Bir Mayıs öğleden sonrası dersim bitmiş okuldan ayrılıyordum. Bahçede 6. sınıflardan bir grup öğrenci oynuyordu. Erkekler top peşinde koştururken kızlar ip atlamayı tercih etmişlerdi. Bir an durdum, onları izledim bir müddet. Ne bitmez tükenmez bir enerji biz de böyleydik değil mi? diye geçirirken aklımdan gözüm Fatma’nın ayaklarına takıldı. Fatma taşların üzerinde zıp zıp zıplıyor ve üstelik bunu çıplak ayaklarla yapıyordu. Şaşırmıştım Seslendim…Geldi Fatma.
- Yavrum neden ayakların çıplak ayakkabın yok mu senin? Daha sorumu bitirmemiştim ki Fatma koşmaya başladı bir taraftan da olmaz olur mu öğretmenim hem de kırmızı diye bağırıyordu. Elinde bir çift kırmızı papuçla geldi.
- Bakın babam bayramda aldı üç bayramdır istiyordum.
- İyi ya yavrum peki neden ayağında değil? Canın yanmıyor mu taşlardan?
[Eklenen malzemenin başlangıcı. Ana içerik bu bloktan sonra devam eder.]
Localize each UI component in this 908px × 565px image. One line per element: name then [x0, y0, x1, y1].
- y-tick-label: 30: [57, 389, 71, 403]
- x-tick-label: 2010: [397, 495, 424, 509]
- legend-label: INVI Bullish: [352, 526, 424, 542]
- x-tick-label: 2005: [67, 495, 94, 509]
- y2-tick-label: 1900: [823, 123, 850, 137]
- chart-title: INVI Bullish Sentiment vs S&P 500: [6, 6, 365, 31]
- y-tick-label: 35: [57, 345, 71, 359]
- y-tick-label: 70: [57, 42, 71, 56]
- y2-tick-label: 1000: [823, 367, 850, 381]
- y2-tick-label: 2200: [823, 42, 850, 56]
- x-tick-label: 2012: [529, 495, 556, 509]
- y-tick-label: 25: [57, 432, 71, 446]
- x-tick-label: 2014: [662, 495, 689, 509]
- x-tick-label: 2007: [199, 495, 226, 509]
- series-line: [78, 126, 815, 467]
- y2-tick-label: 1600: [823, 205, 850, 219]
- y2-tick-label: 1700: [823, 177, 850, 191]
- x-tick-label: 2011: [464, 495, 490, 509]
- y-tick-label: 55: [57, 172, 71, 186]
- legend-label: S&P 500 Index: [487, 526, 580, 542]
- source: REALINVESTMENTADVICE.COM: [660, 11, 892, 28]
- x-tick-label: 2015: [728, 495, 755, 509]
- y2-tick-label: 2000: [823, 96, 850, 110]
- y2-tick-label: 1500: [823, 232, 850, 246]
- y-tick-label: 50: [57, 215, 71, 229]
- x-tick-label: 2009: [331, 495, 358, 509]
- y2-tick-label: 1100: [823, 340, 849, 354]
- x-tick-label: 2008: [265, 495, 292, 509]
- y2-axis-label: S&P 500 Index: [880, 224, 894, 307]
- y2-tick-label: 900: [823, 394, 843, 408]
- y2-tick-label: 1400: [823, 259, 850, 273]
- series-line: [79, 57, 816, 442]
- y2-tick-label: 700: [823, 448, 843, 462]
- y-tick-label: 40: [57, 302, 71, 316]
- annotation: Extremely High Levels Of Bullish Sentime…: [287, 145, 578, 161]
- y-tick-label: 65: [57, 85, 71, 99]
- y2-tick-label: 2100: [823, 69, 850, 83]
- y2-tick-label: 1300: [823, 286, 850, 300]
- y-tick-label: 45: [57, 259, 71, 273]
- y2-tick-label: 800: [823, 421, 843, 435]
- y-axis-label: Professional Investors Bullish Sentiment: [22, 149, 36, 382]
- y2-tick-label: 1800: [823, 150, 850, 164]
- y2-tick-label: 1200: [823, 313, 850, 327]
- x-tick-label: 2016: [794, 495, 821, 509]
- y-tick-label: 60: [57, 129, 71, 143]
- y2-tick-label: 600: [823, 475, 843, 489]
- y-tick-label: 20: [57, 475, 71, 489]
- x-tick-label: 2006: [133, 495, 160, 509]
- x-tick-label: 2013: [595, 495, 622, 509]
- Yansın varsın hocam, bayramda yırtık ve eski ayakkabılarla gezmek daha çok yakıyor canımı
İçimde derin bir acıyla saçlarını okşamaktan başka hiçbir şey yapamadım. Ve o gün bu gündür her kırmızı papuç gördüğümde yüreğimde bir yer sızlar.
İçlerinde Fatmalar olacak mı bilinmez ama bildiğim şu ki onlara ulaştırılacak her bayramlıkta gülecek yüzleri. Ne ayakları ne de yürekleri acıyacak artık...
YORUMLAR
Henüz yorum yapılmamış.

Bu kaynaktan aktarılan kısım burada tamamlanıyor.